Anti-Avoidance and No Affirmative Use
A debt instrument would be treated as stock if it were issued with a principal purpose of avoiding the application of the proposed rules. The same would be true for similar arrangements that are not technically debt instruments, for example, a § 483 contract. Taxpayers could not make affirmative use of the proposed rules to reduce tax liability.
Proposed Effective Date
Proposed Treas. Reg. § 1.385-3 would apply to any debt instrument issued on or after April 4, 2016, and to any debt instrument treated as issued before April 4, 2016 as a result of an entity classification election filed on or after that date. Under a transition rule, if a debt instrument issued before final regulations are published were recharacterized as stock under the proposed rules, the instrument nonetheless would be treated as debt until the date that is 90 days after final regulations are published. If, on that date, the instrument were still held by a member of the expanded group, the debt would be deemed to be exchanged for stock.

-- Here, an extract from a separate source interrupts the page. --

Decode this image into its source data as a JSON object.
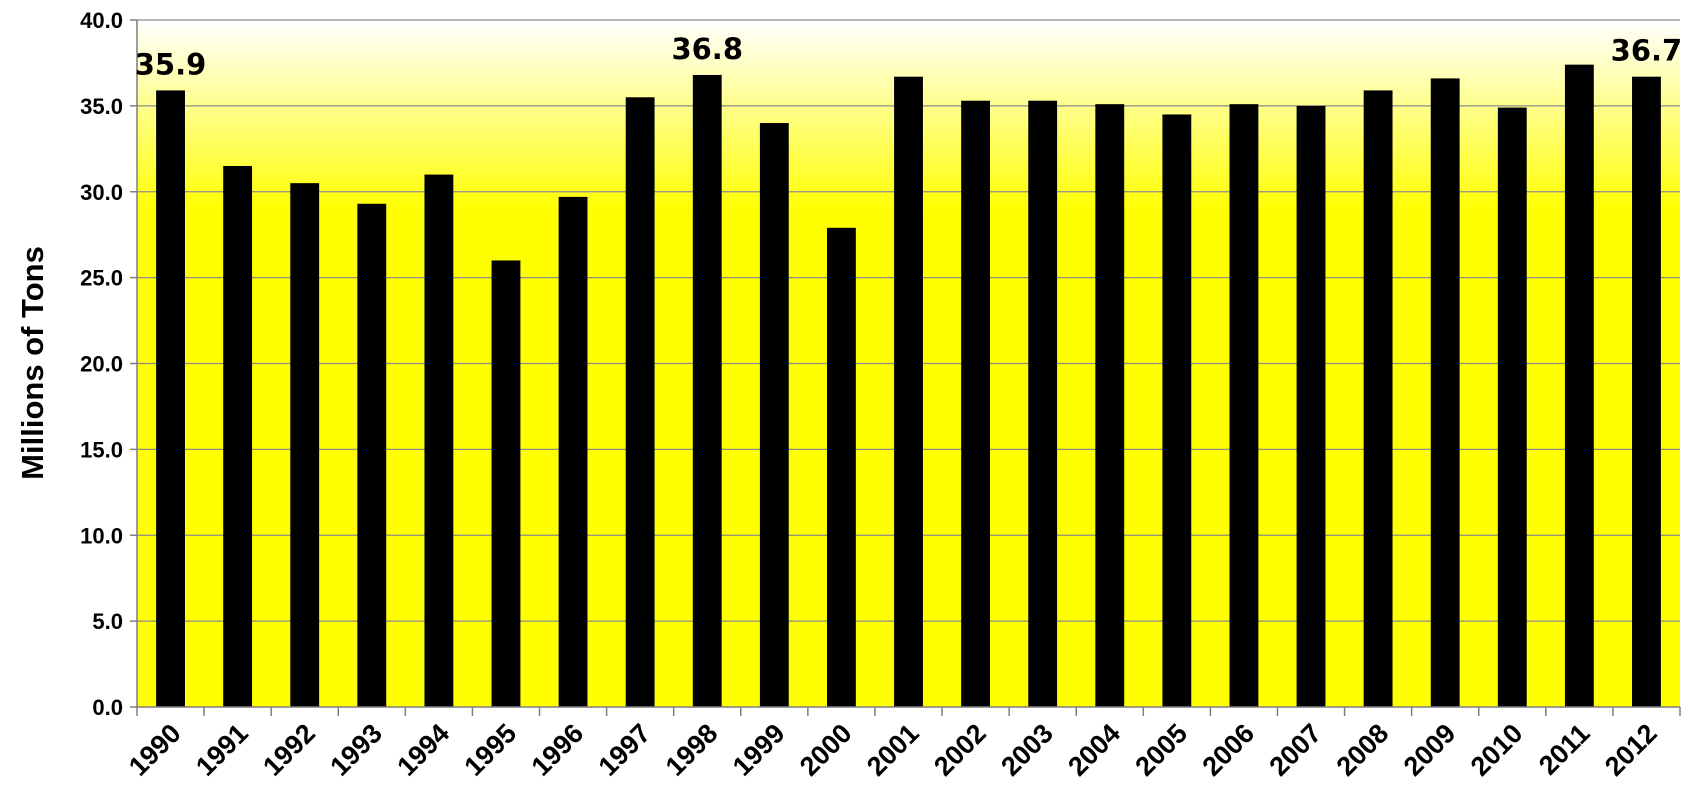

Scope of Treasury’s Authority
In its report on the Tax Reform Act of 1969, the Senate Finance Committee explained § 385’s grant of authority to Treasury as follows:
In view of the uncertainties and difficulties which the distinction between debt and equity has produced in numerous situations . . . the committee . . . believes that it would be desirable to provide rules for distinguishing debt from equity in the variety of contexts in which this problem can arise. The differing circumstances which characterize these situations, however, would make it difficult for the committee to provide comprehensive and specific statutory rules of universal and equal applicability. In view of this, the committee believes it is appropriate to specifically authorize the Secretary of the Treasury to prescribe the appropriate rules for distinguishing debt from equity in these different situations.
Here, the proposed rules would not even attempt to distinguish debt from equity in the “variety of contexts” in which the problem can arise. Except where they would automatically treat a debt instrument as stock, the proposed rules would have no effect at all. General federal tax principles would still determine an instrument’s debt or equity character.
What Treasury has proposed, essentially, is to hijack Congress’s authorization in order to achieve Treasury’s own purpose – mainly, curtailing inversions and earnings stripping – rather than the legislature’s purpose in enacting § 385. Taxpayers might ask whether Treasury has the power to do that.